Many readers will remember the horrible position this municipality was in back in 2010, with some $3 million in accumulated deficits that had to be dealt with by draining municipal reserve accounts to virtually nothing, combined with great concern among many residents about the growing long-term debt, which had topped $10 million. Our roads and bridges were in bad shape with little to nothing available to address rehabilitation needs, and ratepayers were rightly frustrated, particularly as they were being handed hefty rate increases required to dig us out of the hole that we were in.

As a result, in 2011 Meaford’s cash and investments were dangerously low, with the municipality having just $573,000 on hand, while at the end of 2023, this municipality is reported to have nearly $30 million in investments. Though the long term debt was once again approaching $10 million (after having been reduced to roughly $5 million by 2020), it is still less than it was in 2010 when the municipality had virtually nothing in the bank.

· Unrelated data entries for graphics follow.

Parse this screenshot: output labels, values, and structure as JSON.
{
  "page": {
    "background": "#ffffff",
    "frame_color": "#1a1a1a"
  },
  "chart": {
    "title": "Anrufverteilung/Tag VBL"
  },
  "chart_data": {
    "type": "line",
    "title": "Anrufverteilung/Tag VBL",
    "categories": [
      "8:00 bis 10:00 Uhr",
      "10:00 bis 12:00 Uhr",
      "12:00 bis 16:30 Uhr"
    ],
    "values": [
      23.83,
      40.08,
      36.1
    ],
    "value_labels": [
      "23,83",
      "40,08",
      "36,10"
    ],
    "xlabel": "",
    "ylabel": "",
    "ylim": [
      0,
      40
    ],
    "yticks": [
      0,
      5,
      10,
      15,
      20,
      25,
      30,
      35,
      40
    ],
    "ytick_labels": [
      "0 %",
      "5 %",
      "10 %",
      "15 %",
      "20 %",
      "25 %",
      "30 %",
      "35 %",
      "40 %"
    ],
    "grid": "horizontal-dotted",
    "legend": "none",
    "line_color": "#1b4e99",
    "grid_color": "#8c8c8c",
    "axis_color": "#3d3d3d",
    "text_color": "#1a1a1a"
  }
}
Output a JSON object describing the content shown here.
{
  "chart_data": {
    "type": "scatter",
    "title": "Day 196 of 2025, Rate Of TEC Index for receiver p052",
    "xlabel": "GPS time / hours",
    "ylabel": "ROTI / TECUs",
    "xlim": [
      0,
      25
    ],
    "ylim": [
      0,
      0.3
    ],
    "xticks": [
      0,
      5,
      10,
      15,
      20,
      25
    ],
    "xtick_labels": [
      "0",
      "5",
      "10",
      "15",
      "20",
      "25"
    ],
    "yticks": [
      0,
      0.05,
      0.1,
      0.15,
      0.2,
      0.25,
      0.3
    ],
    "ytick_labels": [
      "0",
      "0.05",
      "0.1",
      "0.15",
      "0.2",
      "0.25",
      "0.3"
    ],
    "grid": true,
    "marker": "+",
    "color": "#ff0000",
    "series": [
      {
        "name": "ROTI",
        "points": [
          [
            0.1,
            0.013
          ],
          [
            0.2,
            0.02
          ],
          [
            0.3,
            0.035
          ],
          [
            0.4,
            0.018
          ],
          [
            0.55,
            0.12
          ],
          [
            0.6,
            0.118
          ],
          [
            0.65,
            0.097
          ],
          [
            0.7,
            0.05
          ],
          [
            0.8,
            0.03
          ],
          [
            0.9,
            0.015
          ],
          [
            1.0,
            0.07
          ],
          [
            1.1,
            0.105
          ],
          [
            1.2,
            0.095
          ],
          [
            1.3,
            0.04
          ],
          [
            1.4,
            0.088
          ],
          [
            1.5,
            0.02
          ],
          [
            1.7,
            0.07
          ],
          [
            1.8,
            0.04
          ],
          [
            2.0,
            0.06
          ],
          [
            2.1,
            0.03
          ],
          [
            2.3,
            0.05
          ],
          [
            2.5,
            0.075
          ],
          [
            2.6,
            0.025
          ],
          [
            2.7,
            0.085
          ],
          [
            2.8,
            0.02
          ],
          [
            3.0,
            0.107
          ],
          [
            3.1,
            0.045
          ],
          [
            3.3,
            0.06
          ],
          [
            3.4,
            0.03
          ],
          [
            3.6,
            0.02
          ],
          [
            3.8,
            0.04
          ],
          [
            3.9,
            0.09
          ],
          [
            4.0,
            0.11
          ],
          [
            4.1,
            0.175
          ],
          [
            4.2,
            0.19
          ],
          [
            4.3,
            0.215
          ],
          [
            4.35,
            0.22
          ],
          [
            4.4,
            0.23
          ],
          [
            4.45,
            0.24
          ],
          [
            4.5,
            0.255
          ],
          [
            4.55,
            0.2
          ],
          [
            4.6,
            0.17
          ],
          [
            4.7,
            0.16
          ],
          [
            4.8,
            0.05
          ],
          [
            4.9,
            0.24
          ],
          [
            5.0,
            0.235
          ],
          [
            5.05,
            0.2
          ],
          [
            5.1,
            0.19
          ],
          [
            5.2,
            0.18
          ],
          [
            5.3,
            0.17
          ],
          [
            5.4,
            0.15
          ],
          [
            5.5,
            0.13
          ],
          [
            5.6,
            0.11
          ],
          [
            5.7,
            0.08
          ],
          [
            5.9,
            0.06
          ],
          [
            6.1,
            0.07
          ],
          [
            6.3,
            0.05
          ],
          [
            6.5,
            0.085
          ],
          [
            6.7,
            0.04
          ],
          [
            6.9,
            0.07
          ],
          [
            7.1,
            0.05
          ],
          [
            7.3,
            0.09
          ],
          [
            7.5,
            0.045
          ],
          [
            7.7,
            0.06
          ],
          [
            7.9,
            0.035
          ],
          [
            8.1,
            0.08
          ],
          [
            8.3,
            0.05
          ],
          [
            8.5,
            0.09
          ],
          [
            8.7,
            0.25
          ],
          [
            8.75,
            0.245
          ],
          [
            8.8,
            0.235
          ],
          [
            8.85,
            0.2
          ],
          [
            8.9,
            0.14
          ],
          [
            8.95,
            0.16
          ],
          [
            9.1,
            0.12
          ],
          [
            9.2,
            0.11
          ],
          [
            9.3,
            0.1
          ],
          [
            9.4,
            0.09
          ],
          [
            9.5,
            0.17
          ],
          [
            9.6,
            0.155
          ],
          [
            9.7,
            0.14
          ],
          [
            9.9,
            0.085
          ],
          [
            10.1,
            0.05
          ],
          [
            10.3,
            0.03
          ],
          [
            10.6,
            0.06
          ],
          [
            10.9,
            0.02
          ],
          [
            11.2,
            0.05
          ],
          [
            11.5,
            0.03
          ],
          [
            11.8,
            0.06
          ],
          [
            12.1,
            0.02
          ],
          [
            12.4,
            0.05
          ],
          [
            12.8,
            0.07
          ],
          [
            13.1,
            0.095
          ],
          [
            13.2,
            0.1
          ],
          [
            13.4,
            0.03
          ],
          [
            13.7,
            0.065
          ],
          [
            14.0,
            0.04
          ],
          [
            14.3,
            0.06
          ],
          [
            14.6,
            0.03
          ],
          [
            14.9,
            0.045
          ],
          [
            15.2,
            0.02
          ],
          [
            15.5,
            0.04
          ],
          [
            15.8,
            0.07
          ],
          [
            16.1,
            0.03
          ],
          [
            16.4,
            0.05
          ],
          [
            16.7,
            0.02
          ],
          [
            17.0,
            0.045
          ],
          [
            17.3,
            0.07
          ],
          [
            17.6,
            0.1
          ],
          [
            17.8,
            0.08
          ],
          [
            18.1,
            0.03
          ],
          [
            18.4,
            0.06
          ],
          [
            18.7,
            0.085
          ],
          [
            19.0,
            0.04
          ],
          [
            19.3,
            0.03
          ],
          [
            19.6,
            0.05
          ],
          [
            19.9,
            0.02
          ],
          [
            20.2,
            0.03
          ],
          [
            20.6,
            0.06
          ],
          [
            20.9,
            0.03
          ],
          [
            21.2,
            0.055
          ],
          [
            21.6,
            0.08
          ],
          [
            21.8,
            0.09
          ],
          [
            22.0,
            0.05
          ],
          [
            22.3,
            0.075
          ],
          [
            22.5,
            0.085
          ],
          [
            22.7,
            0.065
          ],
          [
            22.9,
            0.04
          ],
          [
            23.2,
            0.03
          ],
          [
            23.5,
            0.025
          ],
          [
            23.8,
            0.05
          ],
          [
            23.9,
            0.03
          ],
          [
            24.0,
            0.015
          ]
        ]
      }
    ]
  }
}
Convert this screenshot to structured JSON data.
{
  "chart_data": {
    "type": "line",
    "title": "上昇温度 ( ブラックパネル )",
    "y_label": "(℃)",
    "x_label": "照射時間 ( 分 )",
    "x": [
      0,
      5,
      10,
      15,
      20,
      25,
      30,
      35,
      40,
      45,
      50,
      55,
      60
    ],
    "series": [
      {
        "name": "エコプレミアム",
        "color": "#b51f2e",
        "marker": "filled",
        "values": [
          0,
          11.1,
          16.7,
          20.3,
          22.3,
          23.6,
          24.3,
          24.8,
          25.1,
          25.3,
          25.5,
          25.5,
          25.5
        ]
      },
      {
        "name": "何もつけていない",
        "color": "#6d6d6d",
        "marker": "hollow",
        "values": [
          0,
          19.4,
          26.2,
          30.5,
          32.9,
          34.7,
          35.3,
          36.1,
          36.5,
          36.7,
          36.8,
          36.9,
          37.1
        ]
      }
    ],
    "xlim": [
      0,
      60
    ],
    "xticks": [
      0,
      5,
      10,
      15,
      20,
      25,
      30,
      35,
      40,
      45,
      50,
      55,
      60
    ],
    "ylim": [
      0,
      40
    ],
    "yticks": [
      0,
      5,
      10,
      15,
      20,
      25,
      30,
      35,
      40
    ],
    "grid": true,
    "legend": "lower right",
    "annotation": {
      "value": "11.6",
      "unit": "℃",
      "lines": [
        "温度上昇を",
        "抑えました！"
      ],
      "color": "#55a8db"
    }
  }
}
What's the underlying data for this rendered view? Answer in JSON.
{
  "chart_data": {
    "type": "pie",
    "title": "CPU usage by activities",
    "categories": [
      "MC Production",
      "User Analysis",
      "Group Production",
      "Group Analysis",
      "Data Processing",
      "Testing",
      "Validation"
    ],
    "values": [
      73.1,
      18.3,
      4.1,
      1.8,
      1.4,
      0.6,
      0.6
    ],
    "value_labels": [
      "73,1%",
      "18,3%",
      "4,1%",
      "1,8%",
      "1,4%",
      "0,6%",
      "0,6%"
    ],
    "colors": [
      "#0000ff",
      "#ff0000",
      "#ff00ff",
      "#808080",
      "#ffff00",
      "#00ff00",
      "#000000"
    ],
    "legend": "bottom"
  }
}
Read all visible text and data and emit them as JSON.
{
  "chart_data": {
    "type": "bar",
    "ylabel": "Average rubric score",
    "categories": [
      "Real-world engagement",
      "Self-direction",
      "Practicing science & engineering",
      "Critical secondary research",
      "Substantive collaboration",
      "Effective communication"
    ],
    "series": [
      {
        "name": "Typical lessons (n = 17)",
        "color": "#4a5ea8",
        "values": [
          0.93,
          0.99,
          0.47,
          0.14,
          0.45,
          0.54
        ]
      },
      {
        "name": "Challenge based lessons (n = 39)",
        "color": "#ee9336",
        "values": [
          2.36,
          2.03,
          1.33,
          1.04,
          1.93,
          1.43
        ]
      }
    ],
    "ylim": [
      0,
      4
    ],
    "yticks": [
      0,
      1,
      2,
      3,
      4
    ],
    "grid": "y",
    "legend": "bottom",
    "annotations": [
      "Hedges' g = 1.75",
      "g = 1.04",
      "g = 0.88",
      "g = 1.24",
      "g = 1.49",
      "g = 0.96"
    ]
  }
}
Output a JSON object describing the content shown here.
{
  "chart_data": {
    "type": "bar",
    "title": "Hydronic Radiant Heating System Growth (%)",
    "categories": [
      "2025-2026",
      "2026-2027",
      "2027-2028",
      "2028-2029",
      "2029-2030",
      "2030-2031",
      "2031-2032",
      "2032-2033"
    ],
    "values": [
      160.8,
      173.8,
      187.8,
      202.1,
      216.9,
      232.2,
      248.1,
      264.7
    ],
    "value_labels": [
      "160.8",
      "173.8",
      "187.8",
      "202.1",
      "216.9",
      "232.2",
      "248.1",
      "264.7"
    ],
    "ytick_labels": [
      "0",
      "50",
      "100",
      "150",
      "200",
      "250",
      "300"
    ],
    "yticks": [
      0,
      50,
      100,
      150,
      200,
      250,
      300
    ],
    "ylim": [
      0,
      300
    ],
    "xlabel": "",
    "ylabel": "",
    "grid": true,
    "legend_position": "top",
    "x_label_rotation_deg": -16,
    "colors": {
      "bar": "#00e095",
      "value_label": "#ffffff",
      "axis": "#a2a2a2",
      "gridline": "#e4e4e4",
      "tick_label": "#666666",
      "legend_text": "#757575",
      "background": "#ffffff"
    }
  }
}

To right Meaford’s financial ship, a much loathed ‘five year plan’ was implemented in 2010, aimed at replenishing municipal reserves and putting the municipality on more solid financial footing. That five year plan brought with it double-digit municipal property tax increases (softened a little by the council of the day clinging to the optics of ‘blended rate’ increases that amounted to just five percent when the county and school board portions of the municipal tax bill were factored in.) Ultimately it was not five years, but four, due to managing to accomplish in the first four years what had been planned over five.

Despite all that hard work by successive councils and the sacrifices and increased taxation experienced by Meaford ratepayers, although this municipality is currently in fine financial shape, that is certain to change in the coming years due to pressing infrastructure rehabilitation needs for bridges, along with the tens of millions of dollars that will be required to expand the wastewater treatment plant.

Meaford is not alone. A scan of news websites from across the province provides story after story of municipalities struggling with funding for major and crucially important infrastructure needs. Upper levels of government, and in particular our provincial government, must find ways to pump significantly more funding into municipal infrastructure needs.

Municipalities, particularly smaller rural municipalities, simply do not have the funding sources available to tackle such enormous infrastructure projects. And unlike other levels of government they have limited revenue sources, primarily property taxes and user fees, while relying on grant opportunities to help fund major projects. But grant opportunities are not always plentiful, and with 444 municipalities vying for what little grant funding is offered, there are no guarantees that upper level grant funding will be available when needed.

This leaves municipalities in a precarious position, particularly when major and extremely expensive infrastructure needs become too critical to push off into the future in hopes of funding becoming available in the future.

The province needs to step up, and the federal government needs to offer more funding opportunities to municipalities for these crucial infrastructure projects that can cripple a municipality if not addressed, but can also cripple municipalities if they load up on debt in order to meet the needs of their communities.